Zbiorowe zatrucie dzieci w przedszkolu. Sprawę bada Sanepid
W jednym z przedszkoli w Sanoku (Podkarpackie) doszło do zatrucia dzieci. Hospitalizowanych jest 16 maluchów, a w sobotę w ciągu dnia na szpitalny SOR z objawami zatrucia zgłoszono 31 kolejnych dzieci. Od poniedziałku przedszkole będzie nieczynne.
Sanepid wszczął dochodzenie epidemiologiczne, mające ustalić źródło zatrucia. Pobrano próbki żywności, wody oraz wymazy od chorych. Jak przekazała PAP w sobotę szefowa powiatowego Sanepidu w Sanoku Marta Żaczek, wyniki będą znane w poniedziałek.
Dodała, że w sobotę rano w szpitalach przebywało 16 dzieci, z czego 11 w Sanoku, pozostałe w Brzozowie i Lesku. W ciągu dnia w sobotę na SOR z objawami zatrucia zgłoszono kolejnych 31 dzieci, a po południu na oddziale ratunkowym było już 25 przedszkolaków.
ZOBACZ: 5-latek przyniósł do przedszkola kokainę. "Od rana był osowiały, jakby skrywał tajemnicę"

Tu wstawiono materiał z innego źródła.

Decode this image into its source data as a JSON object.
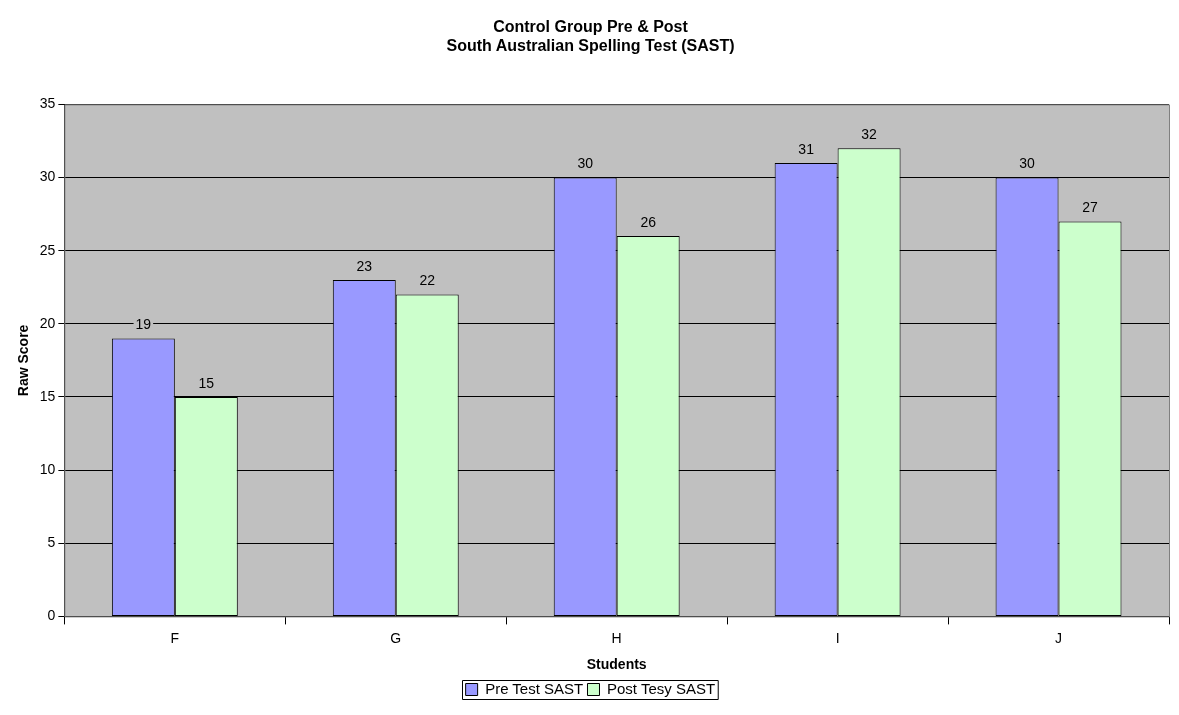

Sanepid w Sanoku informuje na swojej stronie, że trwa dochodzenie epidemiologiczne ustalające źródło zachorowań dzieci uczęszczających do przedszkola na osiedlu Błonie w Sanoku. Pierwsze zachorowanie - jednego dziecka - miało miejsce po północy w czwartek. W piątek na oddziale zakaźnym szpitala w Sanoku przebywało 9 dzieci, a dwoje na oddziale dziecięcym.
Przedszkole zamknięte do odwołania
Również w piątek z sanockiego SOR do Brzozowa przetransportowano jedno dziecko, a do Leska troje. Natomiast w sobotę jeden przedszkolak jest pod kroplówką w Sanoku. Objawy zatrucia to: bóle brzucha, wymioty, biegunka, temperatura ponad 39 stopni.
Od poniedziałku przedszkole będzie zamknięte do odwołania. Żaczek przekazała, że dyrektorka placówki już informuje o tym rodziców. Przekazuje także, by udać się z dziećmi z objawami zatrucia do lekarza.